Namun yang menarik jadi perhatian adalah walau sidang digelar di PN Jakarta Selatan para kuasa hukum dan keluarga korban 6 Laskar FPI mengganggap persidangan yang berlangsung hanyalah dagelan dari para aparat penegak hukum.
Menurut salah satu kuasa hukum 6 Laskar yakni, Aziz Yanuar SH terjadi hal yang tidak masuk akal, dimana para tersangka penembak dan pembunuh 6 Laskar itu yakni dari pihak anggota polisi tidak ditangkap dan dimasukkan ke sel. Salah satunya adalah anggota polisi (FR) dan (MYO) yang diduga ikut menembak enam laskar tetap aktif bekerja sebagai polisi di Polda Metro Jaya (PMJ).

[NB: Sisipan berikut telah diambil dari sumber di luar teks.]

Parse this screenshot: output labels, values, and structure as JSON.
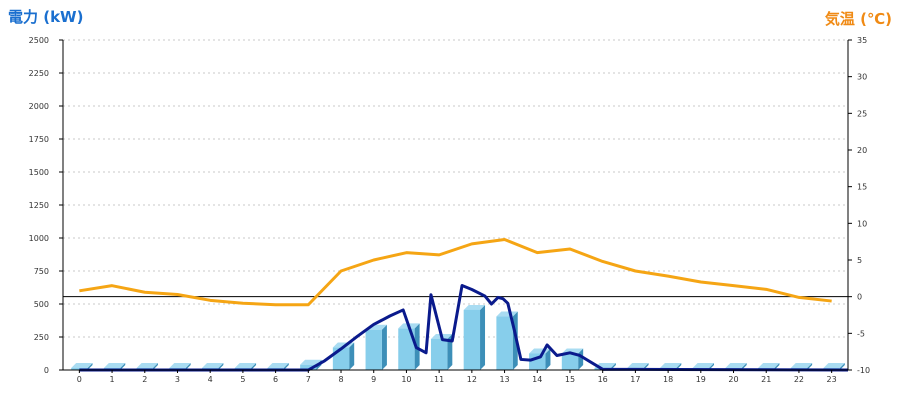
{
  "chart_data": {
    "type": "bar+line",
    "left_axis_title": "電力 (kW)",
    "right_axis_title": "気温 (℃)",
    "x_categories": [
      "0",
      "1",
      "2",
      "3",
      "4",
      "5",
      "6",
      "7",
      "8",
      "9",
      "10",
      "11",
      "12",
      "13",
      "14",
      "15",
      "16",
      "17",
      "18",
      "19",
      "20",
      "21",
      "22",
      "23"
    ],
    "left_ylim": [
      0,
      2500
    ],
    "left_ticks": [
      0,
      250,
      500,
      750,
      1000,
      1250,
      1500,
      1750,
      2000,
      2250,
      2500
    ],
    "right_ylim": [
      -10,
      35
    ],
    "right_ticks": [
      -10,
      -5,
      0,
      5,
      10,
      15,
      20,
      25,
      30,
      35
    ],
    "bars": {
      "axis": "left",
      "values": [
        15,
        15,
        15,
        15,
        15,
        15,
        15,
        40,
        170,
        305,
        315,
        235,
        455,
        405,
        125,
        125,
        15,
        15,
        15,
        15,
        15,
        15,
        15,
        15
      ],
      "color": "#87ceeb"
    },
    "power_line": {
      "axis": "left",
      "color": "#0a1a8c",
      "x": [
        0,
        7,
        7.5,
        8,
        8.5,
        9,
        9.5,
        9.9,
        10.3,
        10.6,
        10.75,
        11.1,
        11.4,
        11.7,
        12,
        12.4,
        12.6,
        12.8,
        12.95,
        13.1,
        13.3,
        13.5,
        13.8,
        14.1,
        14.3,
        14.6,
        15,
        15.3,
        16,
        23.5
      ],
      "values": [
        0,
        0,
        70,
        160,
        255,
        345,
        410,
        455,
        170,
        130,
        570,
        230,
        220,
        640,
        610,
        560,
        500,
        550,
        540,
        505,
        300,
        80,
        75,
        100,
        190,
        110,
        130,
        110,
        5,
        0
      ]
    },
    "temperature_line": {
      "axis": "right",
      "color": "#f5a514",
      "x": [
        0,
        1,
        2,
        3,
        4,
        5,
        6,
        7,
        8,
        9,
        10,
        11,
        12,
        13,
        14,
        15,
        16,
        17,
        18,
        19,
        20,
        21,
        22,
        23
      ],
      "values": [
        0.8,
        1.5,
        0.6,
        0.3,
        -0.5,
        -0.9,
        -1.1,
        -1.1,
        3.5,
        5.0,
        6.0,
        5.7,
        7.2,
        7.8,
        6.0,
        6.5,
        4.8,
        3.5,
        2.8,
        2.0,
        1.5,
        1.0,
        -0.1,
        -0.6
      ],
      "zero_line": 0
    },
    "grid": true
  }
}
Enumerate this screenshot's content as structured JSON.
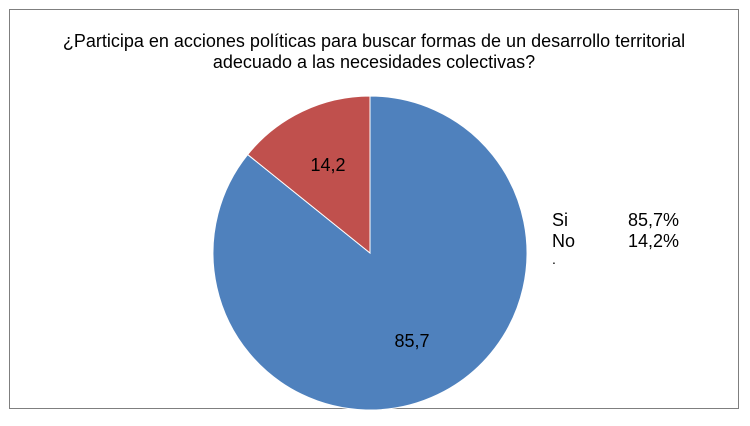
{
  "chart_data": {
    "type": "pie",
    "title_lines": [
      "¿Participa en acciones políticas para buscar formas de un desarrollo territorial",
      "adecuado a las necesidades colectivas?"
    ],
    "slices": [
      {
        "name": "Si",
        "value": 85.7,
        "data_label": "85,7",
        "color": "#4f81bd",
        "legend_value": "85,7%"
      },
      {
        "name": "No",
        "value": 14.2,
        "data_label": "14,2",
        "color": "#c0504d",
        "legend_value": "14,2%"
      }
    ],
    "legend_extra": ".",
    "legend_position": "right"
  }
}
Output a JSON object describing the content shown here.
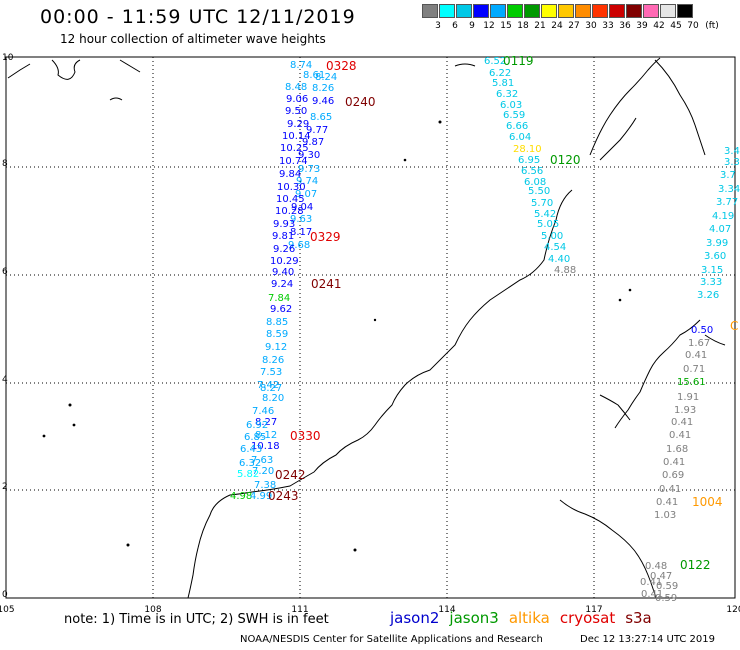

“Para pelaku penembakan tidak ditangkap dan ditahan. Menurut Komnas HAM dalam surveilans itu ada surat perintahnya. Jika itu benar, siapa yang memerintahkan? Mengapa yang memerintah tidak diungkap dan tidak ditahan juga. Hal tersebut membuktikan kemungkinan diduga sidang dan proses itu hanya dagelan,” kata Azis seperti yang dilansir oleh Republika, Senin (18/10).
Karenanya, baik Azis maupun pengacara lain yang mewakili keluarga korban, menganggap bahwa sidang dan proses hukum yang menjerat dua tersangka yang merupakan anggota polisi tersebut hanyalah formalitas belaka. Azis mengaku bahkan tidak tertarik untuk mengikuti semua proses dagelan tersebut. “Kami tidak tertarik pada dagelan, kami tidak akan (hadir di persidangan),” ujar pengacara muda tersebut.
Kasus pembunuhan enam anggota Laskar FPI mulai disidang di PN Jaksel pada Senin (18/10). Dua anggota kepolisian aktif, yakni Ipda M Yusmin Ohorella (MYO) dan Briptu Fikri Ramadhan (FR) akan dihadirkan sebagai terdakwa.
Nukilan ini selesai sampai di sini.